Department of Precision and Regenerative Medicine and Ionian Area (DiMePRe-J), Clinic of Infectious Diseases, University of Bari "Aldo Moro", Piazza Giulio Cesare n. 11 Cap, 70124 Bari, Italy.
Independent Statistician, 36020 Solagna, Italy.
Viruses. 2024 Apr 26;16(5):688. doi: 10.3390/v16050688.
Coronavirus disease 2019 (COVID-19) can lead to persistent and debilitating symptoms referred to as Post-Acute sequelae of SARS-CoV-2 infection (PASC) This broad symptomatology lasts for months after the acute infection and impacts physical and mental health and everyday functioning. In the present study, we aimed to evaluate the prevalence and predictors of long-term impairment of working ability in non-elderly people hospitalised for COVID-19. This cross-sectional study involved 322 subjects hospitalised for COVID-19 from 1 March 2020 to 31 December 2022 in the University Hospital of Bari, Apulia, Italy, enrolled at the time of their hospital discharge and followed-up at a median of 731 days since hospitalization (IQR 466-884). Subjects reporting comparable working ability and those reporting impaired working ability were compared using the Mann-Whitney test (continuous data) and Fisher's test or Chi-Square test (categorical data). Multivariable analysis of impaired working ability was performed using a logistic regression model. Among the 322 subjects who were interviewed, 184 reported comparable working ability (57.1%) and 134 reported impaired working ability (41.6%) compared to the pre-COVID-19 period. Multivariable analysis identified age at hospital admission (OR 1.02, 95% CI 0.99 to 1.04), female sex (OR 1.90, 95% CI 1.18 to 3.08), diabetes (OR 3.73, 95% CI 1.57 to 9.65), receiving oxygen during hospital stay (OR 1.76, 95% CI 1.01 to 3.06), and severe disease (OR 0.51, 95% CI 0.26 to 1.01) as independent predictors of long-term impaired working ability after being hospitalised for COVID-19. Our findings suggest that PASC promotes conditions that could result in decreased working ability and unemployment. These results highlight the significant impact of this syndrome on public health and the global economy, and the need to develop clinical pathways and guidelines for long-term care with specific focus on working impairment.
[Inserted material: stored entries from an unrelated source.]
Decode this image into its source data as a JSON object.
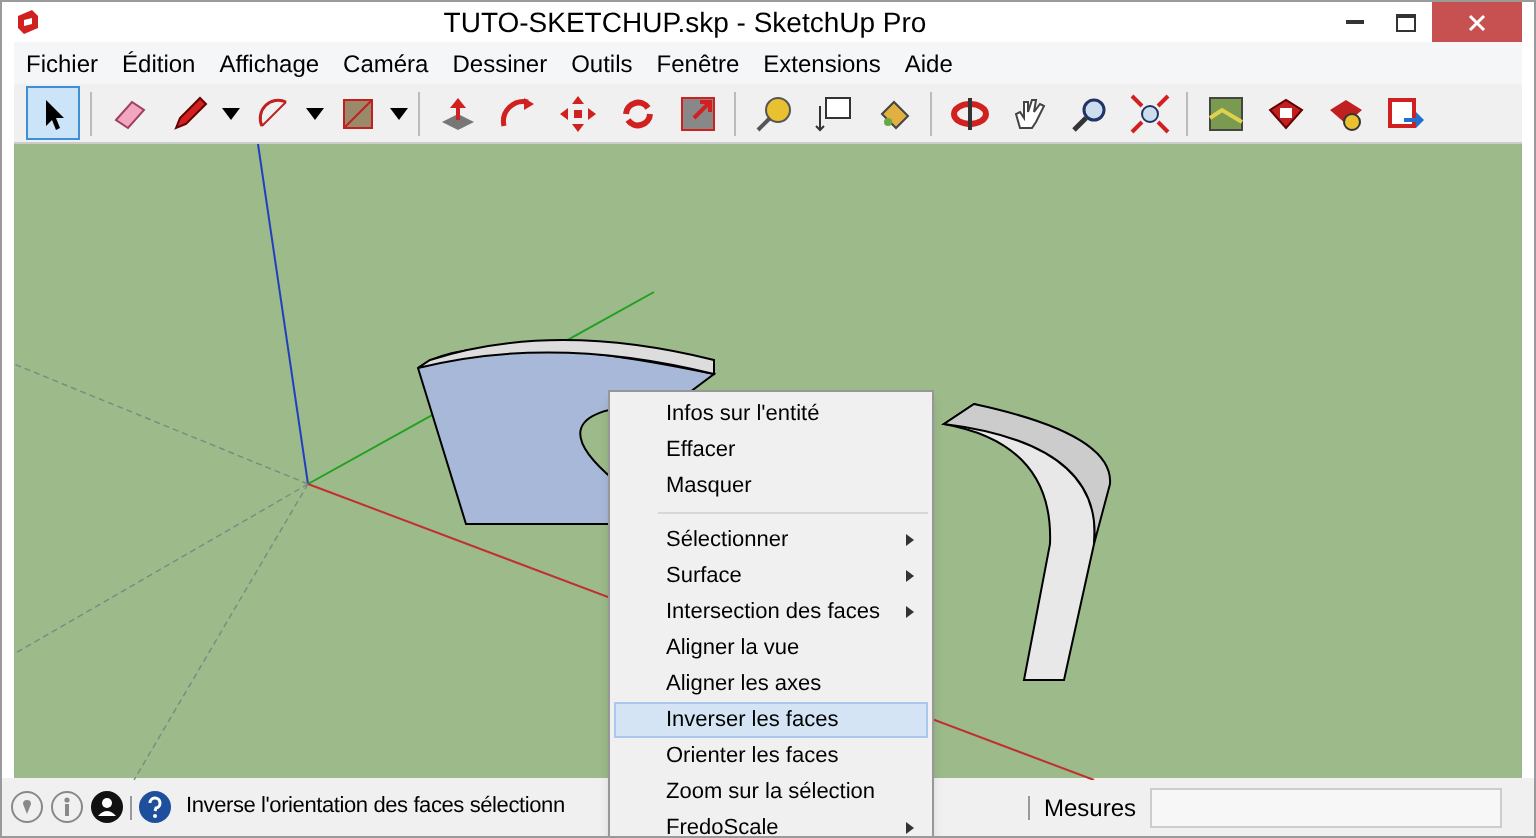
{
  "window": {
    "title": "TUTO-SKETCHUP.skp - SketchUp Pro"
  },
  "menu_bar": [
    "Fichier",
    "Édition",
    "Affichage",
    "Caméra",
    "Dessiner",
    "Outils",
    "Fenêtre",
    "Extensions",
    "Aide"
  ],
  "toolbar": [
    {
      "kind": "select",
      "selected": true
    },
    {
      "kind": "sep"
    },
    {
      "kind": "eraser",
      "selected": false
    },
    {
      "kind": "pencil",
      "selected": false
    },
    {
      "kind": "dropdown"
    },
    {
      "kind": "arc",
      "selected": false
    },
    {
      "kind": "dropdown"
    },
    {
      "kind": "rectangle",
      "selected": false
    },
    {
      "kind": "dropdown"
    },
    {
      "kind": "sep"
    },
    {
      "kind": "pushpull",
      "selected": false
    },
    {
      "kind": "followme",
      "selected": false
    },
    {
      "kind": "move",
      "selected": false
    },
    {
      "kind": "rotate",
      "selected": false
    },
    {
      "kind": "scale",
      "selected": false
    },
    {
      "kind": "sep"
    },
    {
      "kind": "tape",
      "selected": false
    },
    {
      "kind": "text",
      "selected": false
    },
    {
      "kind": "paint",
      "selected": false
    },
    {
      "kind": "sep"
    },
    {
      "kind": "orbit",
      "selected": false
    },
    {
      "kind": "pan",
      "selected": false
    },
    {
      "kind": "zoom",
      "selected": false
    },
    {
      "kind": "extents",
      "selected": false
    },
    {
      "kind": "sep"
    },
    {
      "kind": "map",
      "selected": false
    },
    {
      "kind": "warehouse",
      "selected": false
    },
    {
      "kind": "extension",
      "selected": false
    },
    {
      "kind": "share",
      "selected": false
    }
  ],
  "context_menu": [
    {
      "kind": "item",
      "label": "Infos sur l'entité",
      "submenu": false,
      "selected": false
    },
    {
      "kind": "item",
      "label": "Effacer",
      "submenu": false,
      "selected": false
    },
    {
      "kind": "item",
      "label": "Masquer",
      "submenu": false,
      "selected": false
    },
    {
      "kind": "separator"
    },
    {
      "kind": "item",
      "label": "Sélectionner",
      "submenu": true,
      "selected": false
    },
    {
      "kind": "item",
      "label": "Surface",
      "submenu": true,
      "selected": false
    },
    {
      "kind": "item",
      "label": "Intersection des faces",
      "submenu": true,
      "selected": false
    },
    {
      "kind": "item",
      "label": "Aligner la vue",
      "submenu": false,
      "selected": false
    },
    {
      "kind": "item",
      "label": "Aligner les axes",
      "submenu": false,
      "selected": false
    },
    {
      "kind": "item",
      "label": "Inverser les faces",
      "submenu": false,
      "selected": true
    },
    {
      "kind": "item",
      "label": "Orienter les faces",
      "submenu": false,
      "selected": false
    },
    {
      "kind": "item",
      "label": "Zoom sur la sélection",
      "submenu": false,
      "selected": false
    },
    {
      "kind": "item",
      "label": "FredoScale",
      "submenu": true,
      "selected": false
    }
  ],
  "status_bar": {
    "message": "Inverse l'orientation des faces sélectionn",
    "measure_label": "Mesures"
  }
}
2019 年冠状病毒病(COVID-19)可导致被称为 SARS-CoV-2 感染后急性后遗症(PASC)的持续和衰弱症状。这种广泛的症状在急性感染后持续数月,影响身心健康和日常功能。在本研究中,我们旨在评估因 COVID-19 住院的非老年人群长期工作能力受损的患病率和预测因素。这项横断面研究涉及 2020 年 3 月 1 日至 2022 年 12 月 31 日期间在意大利普利亚大区巴里大学医院住院的 322 名因 COVID-19 住院的患者,在出院时进行了入组,并在住院后中位数 731 天(IQR 466-884)进行了随访。使用 Mann-Whitney 检验(连续数据)和 Fisher 检验或 Chi-Square 检验(分类数据)比较报告工作能力相当和报告工作能力受损的患者。使用逻辑回归模型对工作能力受损进行多变量分析。在接受访谈的 322 名患者中,与 COVID-19 前相比,184 名患者报告工作能力相当(57.1%),134 名患者报告工作能力受损(41.6%)。多变量分析确定住院时的年龄(OR 1.02,95%CI 0.99 至 1.04)、女性(OR 1.90,95%CI 1.18 至 3.08)、糖尿病(OR 3.73,95%CI 1.57 至 9.65)、住院期间吸氧(OR 1.76,95%CI 1.01 至 3.06)和严重疾病(OR 0.51,95%CI 0.26 至 1.01)是 COVID-19 住院后长期工作能力受损的独立预测因素。我们的研究结果表明,PASC 可导致工作能力下降和失业等情况。这些结果突出表明,该综合征对公共卫生和全球经济具有重大影响,需要制定临床路径和指南,为工作受损的患者提供长期护理。